Its not often that I’m without words, but recently I have felt quiet and contemplative. The two words that have been on my lips most, are a diagnosis I struggle to pronounce, let alone understand: Juvenile Dermatomyositis (JDM).
These last few days since we’ve been home have felt like I’m underwater holding my breath. The same house, the same rituals and to do’s, the same family, but a very different reality.
I’m preparing myself to emerge back into the world with Elyse. It almost feels like when we introduced her to the world as a newborn, watching her every move with careful optimism, wanting to keep her within arms reach.
When you see her it might seem like you’re meeting any 18 month old toddler, her belly pooched out as she marches with a proud waddle. She makes one word declarations, wearing the world on her face with exaggerated expressions. When you see her, she’ll probably say “Hi” three times with her wide smile. You’ll notice her face is fuller and less blotchy, her big wide eyes reflecting her enthusiasm, the shadows beneath them hint at tiredness . She might make wide circles around you, gaining momentum and confidence with each step as she clucks and coos with glee.
In these moments we get to celebrate life with her as it should be, an energetic baby enjoying and exploring the world around her.
At home we also deal with another, new reality.
Each morning and evening we give her Prednisone, a steroid with undesirable side effects such as insomnia, weight gain, aggression, blood sugar changes, osteoporosis, and stomach upset. To counteract unwanted effects we give her Calcium, Vitamin D and Zantac. Prednisone suppresses her immune system so we have to protect her from being exposed to unwanted cooties- meaning avoiding crowded enclosed places or large groups of children.
Because the sun can worsen the effects of JDM we need to avoid the sun during peak hours, and be vigilant about protection. E is embracing the hat as her new accessory.
Once a week, we give her a shot that is a chemotherapy drug called Methotrexate. We have to wear gloves to avoid contact with the very liquid that we inject into our baby’s skin. This is designed to work with the cortisteroid to quiet the overactive immune response that is attacking her skin and muscles .
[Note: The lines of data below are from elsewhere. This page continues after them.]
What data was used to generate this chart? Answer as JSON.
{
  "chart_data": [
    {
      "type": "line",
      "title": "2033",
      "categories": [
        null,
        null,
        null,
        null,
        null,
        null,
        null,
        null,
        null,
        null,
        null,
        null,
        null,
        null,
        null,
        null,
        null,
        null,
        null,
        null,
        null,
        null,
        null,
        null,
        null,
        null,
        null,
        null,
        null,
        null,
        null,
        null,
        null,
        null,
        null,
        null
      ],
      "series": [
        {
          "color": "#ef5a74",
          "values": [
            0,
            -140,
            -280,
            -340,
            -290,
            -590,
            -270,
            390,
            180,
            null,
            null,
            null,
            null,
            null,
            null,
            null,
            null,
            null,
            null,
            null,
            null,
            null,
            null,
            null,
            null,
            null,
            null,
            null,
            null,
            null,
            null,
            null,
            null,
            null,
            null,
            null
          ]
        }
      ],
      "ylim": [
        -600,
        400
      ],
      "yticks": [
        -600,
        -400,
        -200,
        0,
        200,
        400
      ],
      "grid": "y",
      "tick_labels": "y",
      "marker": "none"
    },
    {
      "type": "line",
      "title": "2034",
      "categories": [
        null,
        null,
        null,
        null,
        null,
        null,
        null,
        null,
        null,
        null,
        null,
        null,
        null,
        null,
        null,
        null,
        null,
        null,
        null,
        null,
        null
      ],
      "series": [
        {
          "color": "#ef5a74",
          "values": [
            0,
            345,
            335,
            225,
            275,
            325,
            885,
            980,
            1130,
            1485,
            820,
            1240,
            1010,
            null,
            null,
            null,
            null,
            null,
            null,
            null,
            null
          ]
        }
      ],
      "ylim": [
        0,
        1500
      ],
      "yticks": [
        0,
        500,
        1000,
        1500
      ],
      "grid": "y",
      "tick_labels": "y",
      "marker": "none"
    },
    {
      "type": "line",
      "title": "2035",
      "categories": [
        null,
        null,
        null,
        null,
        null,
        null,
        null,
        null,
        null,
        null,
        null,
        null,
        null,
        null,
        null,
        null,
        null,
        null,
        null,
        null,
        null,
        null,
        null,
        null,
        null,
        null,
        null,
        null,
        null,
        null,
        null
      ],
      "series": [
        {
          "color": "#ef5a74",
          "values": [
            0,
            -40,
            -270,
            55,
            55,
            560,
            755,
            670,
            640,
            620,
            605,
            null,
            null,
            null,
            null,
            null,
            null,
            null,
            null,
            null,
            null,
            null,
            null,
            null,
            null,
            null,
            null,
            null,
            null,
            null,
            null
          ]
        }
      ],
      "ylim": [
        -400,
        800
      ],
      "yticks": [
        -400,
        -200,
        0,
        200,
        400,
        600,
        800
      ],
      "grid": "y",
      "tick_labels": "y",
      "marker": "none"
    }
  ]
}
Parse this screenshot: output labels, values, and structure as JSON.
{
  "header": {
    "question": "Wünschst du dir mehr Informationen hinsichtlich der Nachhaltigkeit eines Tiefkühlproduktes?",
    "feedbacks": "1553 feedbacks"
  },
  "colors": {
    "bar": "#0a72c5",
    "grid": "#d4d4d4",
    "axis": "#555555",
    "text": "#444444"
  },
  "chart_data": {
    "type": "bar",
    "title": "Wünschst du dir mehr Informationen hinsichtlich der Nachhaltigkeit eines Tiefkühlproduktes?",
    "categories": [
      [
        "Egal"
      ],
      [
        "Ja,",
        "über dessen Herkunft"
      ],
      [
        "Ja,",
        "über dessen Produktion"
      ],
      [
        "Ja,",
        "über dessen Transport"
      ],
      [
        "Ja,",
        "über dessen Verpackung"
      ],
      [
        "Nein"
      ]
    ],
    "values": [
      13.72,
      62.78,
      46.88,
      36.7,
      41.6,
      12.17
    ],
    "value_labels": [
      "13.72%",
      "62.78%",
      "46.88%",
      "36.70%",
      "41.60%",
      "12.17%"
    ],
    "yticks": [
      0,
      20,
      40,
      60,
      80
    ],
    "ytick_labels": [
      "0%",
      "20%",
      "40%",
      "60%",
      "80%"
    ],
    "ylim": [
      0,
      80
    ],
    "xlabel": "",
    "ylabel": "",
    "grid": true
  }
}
The needle is tiny and the dose is very small. Though difficult, we agree these are the steps we need to take right now. After 30 minutes of practicing on fake plastic skin, Nate played the brave daddy and gave her the first injection (I played the pregnant for 9 months card).
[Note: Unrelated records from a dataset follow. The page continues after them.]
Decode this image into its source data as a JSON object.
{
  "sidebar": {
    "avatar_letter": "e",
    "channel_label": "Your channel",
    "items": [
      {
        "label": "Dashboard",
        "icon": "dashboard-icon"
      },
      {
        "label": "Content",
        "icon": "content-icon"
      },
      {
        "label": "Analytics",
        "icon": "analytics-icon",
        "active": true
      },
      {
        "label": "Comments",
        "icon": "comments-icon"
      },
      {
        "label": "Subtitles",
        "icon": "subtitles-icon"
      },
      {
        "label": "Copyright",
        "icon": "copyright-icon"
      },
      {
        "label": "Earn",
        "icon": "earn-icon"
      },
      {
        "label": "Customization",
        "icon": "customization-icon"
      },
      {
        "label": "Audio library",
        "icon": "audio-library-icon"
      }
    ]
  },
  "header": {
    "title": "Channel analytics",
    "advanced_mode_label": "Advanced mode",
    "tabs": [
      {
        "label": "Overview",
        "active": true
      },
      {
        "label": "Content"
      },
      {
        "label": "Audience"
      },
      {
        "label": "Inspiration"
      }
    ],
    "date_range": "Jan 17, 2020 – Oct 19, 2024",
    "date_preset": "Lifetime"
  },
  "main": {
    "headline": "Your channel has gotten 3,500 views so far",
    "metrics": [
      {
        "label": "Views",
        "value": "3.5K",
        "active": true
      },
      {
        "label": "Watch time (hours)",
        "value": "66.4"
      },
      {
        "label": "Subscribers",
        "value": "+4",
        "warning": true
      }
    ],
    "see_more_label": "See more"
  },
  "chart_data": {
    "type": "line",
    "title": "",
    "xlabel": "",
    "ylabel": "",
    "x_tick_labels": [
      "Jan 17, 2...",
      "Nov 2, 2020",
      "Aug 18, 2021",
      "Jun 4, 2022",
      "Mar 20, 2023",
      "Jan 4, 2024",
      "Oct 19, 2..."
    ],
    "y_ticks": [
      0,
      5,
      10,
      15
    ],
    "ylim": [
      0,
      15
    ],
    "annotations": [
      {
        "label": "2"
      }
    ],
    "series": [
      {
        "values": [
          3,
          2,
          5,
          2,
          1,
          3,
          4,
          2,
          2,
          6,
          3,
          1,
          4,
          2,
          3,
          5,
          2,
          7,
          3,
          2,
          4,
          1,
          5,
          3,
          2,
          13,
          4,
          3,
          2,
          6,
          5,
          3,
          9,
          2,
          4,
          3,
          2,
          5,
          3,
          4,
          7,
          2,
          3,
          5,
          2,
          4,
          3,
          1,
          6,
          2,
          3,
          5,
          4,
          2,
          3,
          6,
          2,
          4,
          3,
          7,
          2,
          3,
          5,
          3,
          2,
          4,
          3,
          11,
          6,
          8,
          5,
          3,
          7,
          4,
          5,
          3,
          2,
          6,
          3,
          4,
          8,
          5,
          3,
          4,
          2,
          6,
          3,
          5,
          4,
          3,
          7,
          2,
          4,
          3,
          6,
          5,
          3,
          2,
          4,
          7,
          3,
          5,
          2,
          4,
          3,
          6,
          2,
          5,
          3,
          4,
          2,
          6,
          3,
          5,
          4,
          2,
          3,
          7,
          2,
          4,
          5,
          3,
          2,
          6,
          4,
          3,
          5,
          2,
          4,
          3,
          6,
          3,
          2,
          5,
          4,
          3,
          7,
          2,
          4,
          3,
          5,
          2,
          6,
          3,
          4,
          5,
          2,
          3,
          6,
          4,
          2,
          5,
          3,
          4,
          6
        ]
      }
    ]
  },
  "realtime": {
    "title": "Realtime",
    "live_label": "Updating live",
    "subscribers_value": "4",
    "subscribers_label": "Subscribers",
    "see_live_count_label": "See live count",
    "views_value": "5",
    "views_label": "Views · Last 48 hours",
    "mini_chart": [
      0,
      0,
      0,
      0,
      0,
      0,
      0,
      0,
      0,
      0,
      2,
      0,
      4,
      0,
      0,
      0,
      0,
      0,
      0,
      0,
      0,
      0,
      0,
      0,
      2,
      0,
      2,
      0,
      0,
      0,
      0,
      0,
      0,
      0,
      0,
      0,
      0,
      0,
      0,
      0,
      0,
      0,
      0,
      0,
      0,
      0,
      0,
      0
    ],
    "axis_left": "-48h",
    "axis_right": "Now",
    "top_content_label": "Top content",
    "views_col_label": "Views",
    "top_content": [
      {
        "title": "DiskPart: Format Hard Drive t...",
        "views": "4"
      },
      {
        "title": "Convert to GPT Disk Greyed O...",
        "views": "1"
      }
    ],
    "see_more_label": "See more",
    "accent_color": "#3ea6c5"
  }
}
Once a month we will go to the hospital for Elyse to receive a 6 hour IV drip of Intravenous Immune Globin (IVIG) which is a lot like a blood transfusion, but IVIG is made up of the plasma of up to 15,000 blood donors. Our nurse calls it liquid gold. I keep telling Elyse that it makes her sparkle.
E gets to play with a Physical Therapist twice a week until she rebuilds muscle strength and mobility, She thinks its pretty cool to have a personal trainer that gives her undivided attention, and beach balls.
E will have good moments, and moments when she is uncomfortable and fatigued. We hope the good days will be more and more.
We’re still taking time to absorb our new reality; to figure out how our lives will be the same and very different.
Right now the words Juvenile Dermatomyositis taste bitter and unnatural. The doctor confirmed she’s the youngest child he’s seen with JDM, as the average age of onset is 7 years old. I know that God lets us taste the hard things in life to help us appreciate the good. As we learn about suffering, we learn more about love. There is no turning back from this road that we’re on, and so we will trust God through this journey. We will celebrate God’s goodness; we will taste His fullness as you feed us; His faithfulness as you pray for us and walk beside us; we will grow to understand how wide and how deep, how long and how high His love is, as we love our daughter, knowing somehow He loves her even more.